Helps IT teams prioritize alarms, emerging issues, remediation, capacity allocations, and other work based on the impact to the business. For example, service analytics capabilities of DX O2 enable organizations to dynamically create logical groups of IT elements that contribute to a specific business or IT service. Alarms, metrics, notifications, performance measures, and more are, in turn, enhanced with this understanding of services, which is shared across IT teams and domains. In addition, each team can understand the health, performance, and availability of the service and drill down to information specific to their domain.
Now, back to the customer situation. This customer has a fair number of business-critical applications that have services distributed across the on-prem vCenter data center and have microservices deployed in a public cloud infrastructure. To be able to meet their organizational modernization goal, they use DX O2 for both the vCenter and cloud-native environments.
The screenshot below shows a snapshot of the solution’s complete, end-to-end observability, from the legacy app to data center and beyond, out-of-the-box.
This is made possible because of the ability of DX O2 to ingest data from any source and to normalize, correlate, analyze, and then enrich the data. With the aggregated data available, the customer began leveraging the following capabilities of DX O2.
Service-based triage and service-based monitoring: This allows the customer to organize the IT environment and prioritize operational effort based on critical business services. This makes it easy for IT to understand the business impact, instead of just reacting to a server alert. The service-centric view streamlines root cause analysis, ensuring the right ticket reaches the right team on time. This helps reduce MTTR and MTTI. The service-centric view brings to fruition the “observe with confidence” and “business-aware IT” pillars described above.
Service view
Service dependency (app to infrastructure)
Service detail view
Capacity planning: This is a key use case and regulatory requirement for this customer, who needs to understand how resources are used from both CapEx and resource utilization perspectives. They needed to avoid over-provisioning and also ensure they have sufficient capacity to meet demands. By leveraging Capacity Analytics within DX O2, IT teams are able to make informed, data-driven decisions that align with business needs.

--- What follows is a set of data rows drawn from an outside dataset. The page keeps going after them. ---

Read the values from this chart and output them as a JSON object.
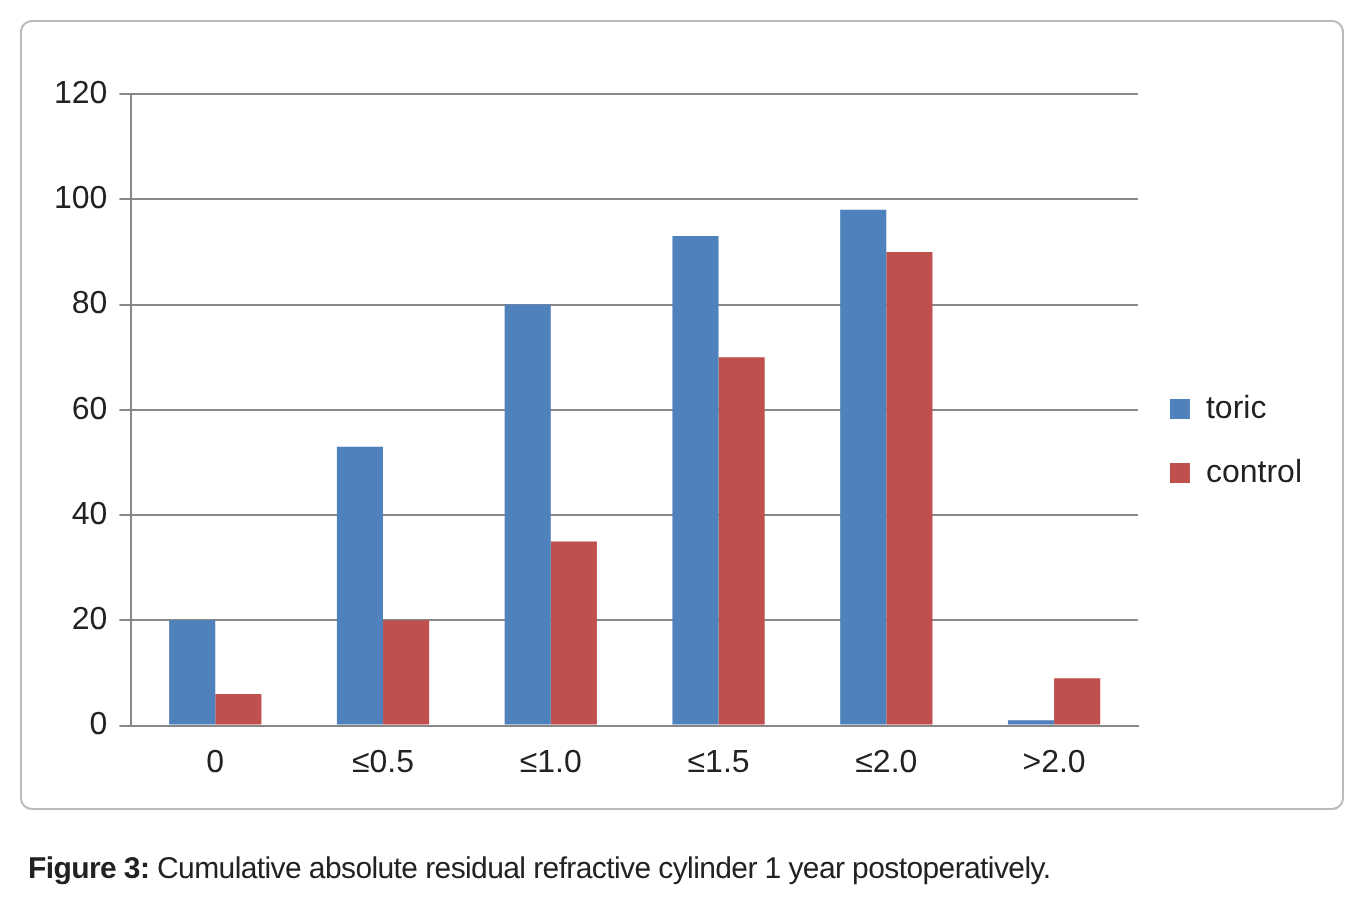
{
  "chart_data": {
    "type": "bar",
    "categories": [
      "0",
      "≤0.5",
      "≤1.0",
      "≤1.5",
      "≤2.0",
      ">2.0"
    ],
    "series": [
      {
        "name": "toric",
        "color": "#4f81bd",
        "values": [
          20,
          53,
          80,
          93,
          98,
          1
        ]
      },
      {
        "name": "control",
        "color": "#c0504d",
        "values": [
          6,
          20,
          35,
          70,
          90,
          9
        ]
      }
    ],
    "ylim": [
      0,
      120
    ],
    "yticks": [
      0,
      20,
      40,
      60,
      80,
      100,
      120
    ],
    "grid": "y",
    "legend": "right",
    "annotations": [
      "Figure 3: Cumulative absolute residual refractive cylinder 1 year postoperatively."
    ]
  }
}
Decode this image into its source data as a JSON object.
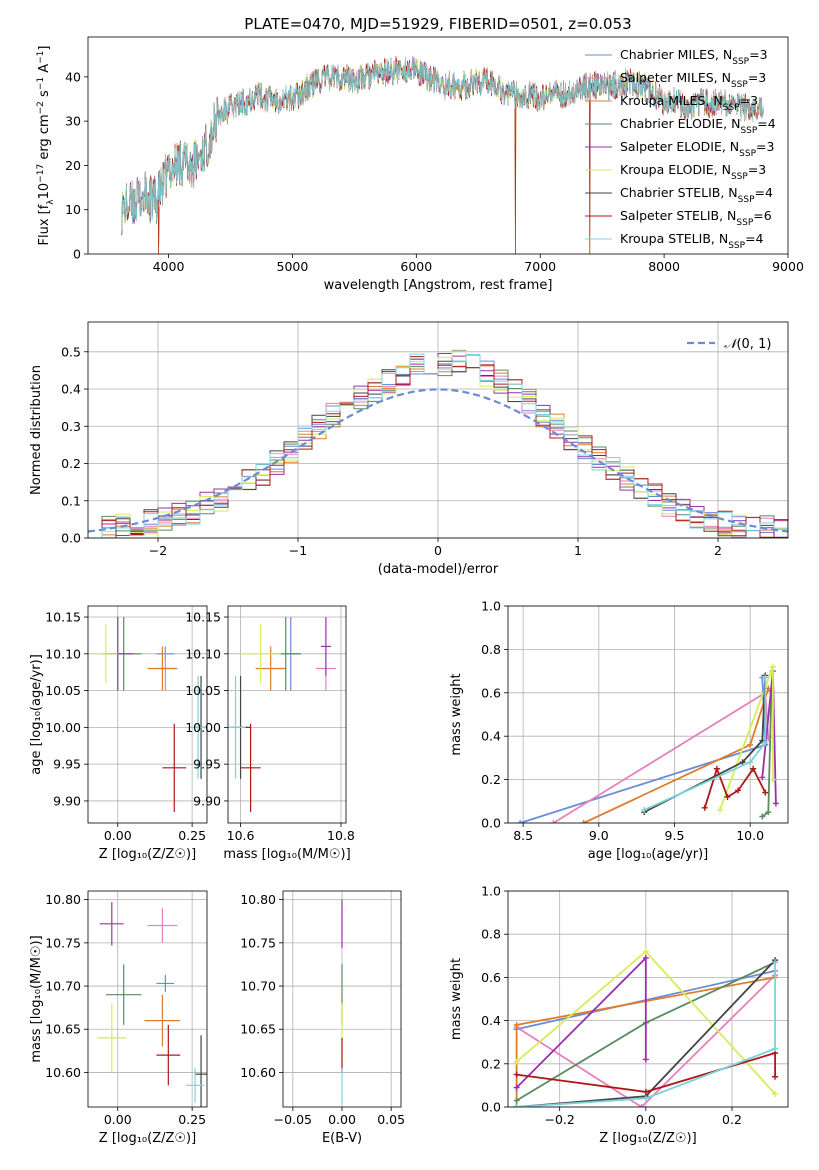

Triage Inspector: One of the key strengths of DX O2 is its ability to provide a holistic view of data. A recent incident arose that was related to resource starvation due to the provisioning of new VMs. This impacted a number of existing VMs and critical applications. Triage Inspector was able to quickly identify the suspect by assessing data across layers (including signals from metrics, events, logs, traces, and so on) in context with time and topology. Additionally, Triage Inspector was also able to leverage built-in GenAI to summarize the problem as readable text. This helped the teams avoid any finger pointing, while quickly getting to the heart of the issue, which, in this case, was resource starvation due to newly provisioned VMs. Triage Inspector provides a comprehensive view and intelligent data analysis that aligns with the “connected domain intelligence” pillar.
Triage Inspector summary
GenAI summarization
Logs for triage in context
In summary, DX O2 is designed to help organizations wherever they are in their IT modernization journey, whether embracing a hybrid model or moving entirely to cloud and containers.